Pulsable Nd:YAG lasers are well suited for manufacturing miniature and highly precise medical devices, instruments, and implants. Conventional machining manufacturing processes usually can't handle the unusual geometries and hard-to-machine materials of such components. Nd:YAG machines, however, tackle cutting, welding, and marking of medical devices made from materials including stainless steel, platinum, gold, and titanium.

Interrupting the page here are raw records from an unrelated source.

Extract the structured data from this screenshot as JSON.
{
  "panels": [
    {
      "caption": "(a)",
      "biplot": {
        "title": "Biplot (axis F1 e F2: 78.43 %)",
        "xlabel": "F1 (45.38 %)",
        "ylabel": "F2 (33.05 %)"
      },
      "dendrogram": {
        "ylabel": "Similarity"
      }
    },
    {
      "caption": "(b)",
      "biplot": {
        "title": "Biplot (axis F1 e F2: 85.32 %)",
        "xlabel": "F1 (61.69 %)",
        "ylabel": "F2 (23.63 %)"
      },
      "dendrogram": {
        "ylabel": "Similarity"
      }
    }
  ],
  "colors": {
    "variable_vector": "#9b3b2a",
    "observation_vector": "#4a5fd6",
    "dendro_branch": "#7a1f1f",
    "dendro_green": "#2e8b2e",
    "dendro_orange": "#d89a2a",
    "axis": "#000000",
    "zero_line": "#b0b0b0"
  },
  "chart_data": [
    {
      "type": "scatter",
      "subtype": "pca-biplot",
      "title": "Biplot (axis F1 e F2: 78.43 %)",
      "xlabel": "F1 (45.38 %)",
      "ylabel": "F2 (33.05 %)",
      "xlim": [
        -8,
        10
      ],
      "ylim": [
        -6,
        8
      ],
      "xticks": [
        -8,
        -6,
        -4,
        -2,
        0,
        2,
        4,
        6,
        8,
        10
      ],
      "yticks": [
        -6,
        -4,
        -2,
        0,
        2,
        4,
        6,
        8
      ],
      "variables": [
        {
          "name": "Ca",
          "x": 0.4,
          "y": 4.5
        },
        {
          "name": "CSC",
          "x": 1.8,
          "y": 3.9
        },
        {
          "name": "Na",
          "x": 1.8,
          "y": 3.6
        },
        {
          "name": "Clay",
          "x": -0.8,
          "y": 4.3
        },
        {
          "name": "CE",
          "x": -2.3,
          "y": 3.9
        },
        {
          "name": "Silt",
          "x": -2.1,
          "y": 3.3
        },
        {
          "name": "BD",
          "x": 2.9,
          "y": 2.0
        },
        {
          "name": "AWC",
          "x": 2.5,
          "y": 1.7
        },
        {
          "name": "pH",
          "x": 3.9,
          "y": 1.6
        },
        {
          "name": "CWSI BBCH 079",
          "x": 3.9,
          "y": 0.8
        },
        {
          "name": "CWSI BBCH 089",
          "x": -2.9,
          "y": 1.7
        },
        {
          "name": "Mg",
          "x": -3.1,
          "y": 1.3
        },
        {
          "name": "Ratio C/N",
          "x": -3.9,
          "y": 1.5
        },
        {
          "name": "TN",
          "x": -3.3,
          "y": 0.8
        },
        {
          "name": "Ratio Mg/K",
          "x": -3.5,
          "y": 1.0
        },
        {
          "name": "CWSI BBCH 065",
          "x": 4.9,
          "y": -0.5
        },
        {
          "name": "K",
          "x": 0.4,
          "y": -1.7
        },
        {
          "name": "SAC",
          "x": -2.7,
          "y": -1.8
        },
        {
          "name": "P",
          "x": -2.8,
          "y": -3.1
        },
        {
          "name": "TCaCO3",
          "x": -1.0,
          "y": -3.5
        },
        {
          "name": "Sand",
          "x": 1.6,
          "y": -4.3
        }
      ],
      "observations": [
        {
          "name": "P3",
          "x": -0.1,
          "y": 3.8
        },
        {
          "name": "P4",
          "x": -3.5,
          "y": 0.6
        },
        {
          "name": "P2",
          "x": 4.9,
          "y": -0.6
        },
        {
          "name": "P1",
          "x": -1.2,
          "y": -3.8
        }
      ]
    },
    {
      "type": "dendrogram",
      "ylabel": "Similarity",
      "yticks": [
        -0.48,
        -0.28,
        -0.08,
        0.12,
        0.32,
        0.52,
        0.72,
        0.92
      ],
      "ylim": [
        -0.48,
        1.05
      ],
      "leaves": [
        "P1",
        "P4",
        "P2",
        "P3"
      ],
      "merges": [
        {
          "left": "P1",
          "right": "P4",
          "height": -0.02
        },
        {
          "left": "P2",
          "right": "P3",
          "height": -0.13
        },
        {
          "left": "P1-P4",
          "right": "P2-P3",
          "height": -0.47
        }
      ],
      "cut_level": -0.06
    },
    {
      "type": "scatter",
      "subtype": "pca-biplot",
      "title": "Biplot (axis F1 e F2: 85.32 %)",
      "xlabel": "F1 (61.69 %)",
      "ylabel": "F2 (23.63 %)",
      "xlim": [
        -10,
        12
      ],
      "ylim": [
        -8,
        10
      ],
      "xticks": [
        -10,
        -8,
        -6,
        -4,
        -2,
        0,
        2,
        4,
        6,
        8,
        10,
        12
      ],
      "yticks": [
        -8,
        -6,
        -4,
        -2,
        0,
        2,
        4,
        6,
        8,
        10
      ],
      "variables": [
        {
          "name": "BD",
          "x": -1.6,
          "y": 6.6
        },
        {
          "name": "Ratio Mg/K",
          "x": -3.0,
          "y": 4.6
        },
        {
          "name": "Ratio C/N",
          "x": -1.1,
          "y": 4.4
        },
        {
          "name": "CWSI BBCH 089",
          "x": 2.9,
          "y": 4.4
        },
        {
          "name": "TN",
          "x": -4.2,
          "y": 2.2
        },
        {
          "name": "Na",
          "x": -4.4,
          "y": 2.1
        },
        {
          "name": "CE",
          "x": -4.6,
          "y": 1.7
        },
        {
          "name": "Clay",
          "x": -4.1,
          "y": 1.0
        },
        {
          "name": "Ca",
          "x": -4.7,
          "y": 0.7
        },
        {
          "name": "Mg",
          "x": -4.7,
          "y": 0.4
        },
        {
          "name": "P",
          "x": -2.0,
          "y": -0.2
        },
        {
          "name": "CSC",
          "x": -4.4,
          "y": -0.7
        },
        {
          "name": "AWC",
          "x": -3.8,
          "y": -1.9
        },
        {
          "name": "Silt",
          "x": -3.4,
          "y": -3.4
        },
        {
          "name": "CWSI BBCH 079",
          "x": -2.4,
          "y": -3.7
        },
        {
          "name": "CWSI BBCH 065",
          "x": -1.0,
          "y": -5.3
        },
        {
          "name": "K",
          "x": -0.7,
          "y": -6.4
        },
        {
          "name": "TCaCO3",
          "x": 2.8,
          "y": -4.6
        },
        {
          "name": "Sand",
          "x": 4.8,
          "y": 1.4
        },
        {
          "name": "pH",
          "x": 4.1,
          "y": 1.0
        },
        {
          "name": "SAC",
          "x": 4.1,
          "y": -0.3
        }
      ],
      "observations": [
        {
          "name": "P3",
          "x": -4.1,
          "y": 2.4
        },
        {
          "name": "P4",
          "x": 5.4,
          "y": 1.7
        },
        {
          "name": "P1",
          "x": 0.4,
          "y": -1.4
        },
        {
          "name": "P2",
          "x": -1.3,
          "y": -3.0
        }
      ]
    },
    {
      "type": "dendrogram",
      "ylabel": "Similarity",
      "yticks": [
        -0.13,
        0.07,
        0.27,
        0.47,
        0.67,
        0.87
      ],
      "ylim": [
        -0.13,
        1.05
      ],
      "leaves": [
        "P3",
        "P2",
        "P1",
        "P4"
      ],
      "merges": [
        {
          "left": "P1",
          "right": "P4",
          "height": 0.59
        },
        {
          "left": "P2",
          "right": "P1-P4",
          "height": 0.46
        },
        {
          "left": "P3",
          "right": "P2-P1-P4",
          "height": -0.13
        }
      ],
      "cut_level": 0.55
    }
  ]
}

And, better yet, they do so with high flexibility for product variety and small lot sizes. For example, a laser can be shared among several workstations for various component and sub-component processing, such as spot welding to secure electrical contact inside a pacemaker. Nd:YAG lasers feature a small focus-spot size for a minimal heat-affected zone. And they leave immaculate, hygienic surfaces free from burrs, grooves, and debris. Jobs well-suited for the lasers include:

Cutting tubes

Pulsed Nd:YAGs are used in cutting tubes while fabricating endoscopic instruments. They cut both radial and non-radial tubes without damaging opposite walls. The lasers also cut unconventional 3D geometries.

Welding components

Low power, compact Nd:YAG lasers work well in welding supply tubes to endoscopes with fully automated machines where parts get fed, welded, and moved to a next operation. Semi-automated workstations provide another option in which operators manually load parts, hit the start button, and take out finished components.

Machines equipped with multiple laser outputs (via laser light cables) can weld tube-to-tube joints with minimum distortion. For example, a machine of this sort welds four longitudinal seams on an endoscope shaft simultaneously. Resulting seams have an accurate surface quality that is functional as well as visuallyappealing.

Highly focusable Nd:YAGs also handle the spot welding of titanium aneurysm clips. A tiny plate or rod gets spot welded to a clip jaw, providing a smooth surface and positive fit.

Overlap welding with pulsed Nd:YAGs is the ideal manufacturing process for joining the seams on titanium housings of implantable pumps, heart defibrillators, and cardiac pacemakers. The lasers produce the required biocompatible, hermetic seal. Also, the lasers don't burn through the material or over-heat internal components. Both effects are unacceptable because of sensitive electronics inside, which also require that internal temperatures stay below 50C during welding.

Marking and micromarking for traceability

Diode-pumped Nd:YAGs work well marking products with identification and traceability codes. The process is fast and flexible, and marks are abrasion-resistant. In contrast to other marking techniques, laser marking provides the essential biocompatibility and high-temperature sterilization characteristics required for medical implants and devices. Marks have no grooves or burrs that let germs or residual material get into patients. And laser marking is perfect for data matrix codes, which are increasingly being used for product identification, even on small surfaces.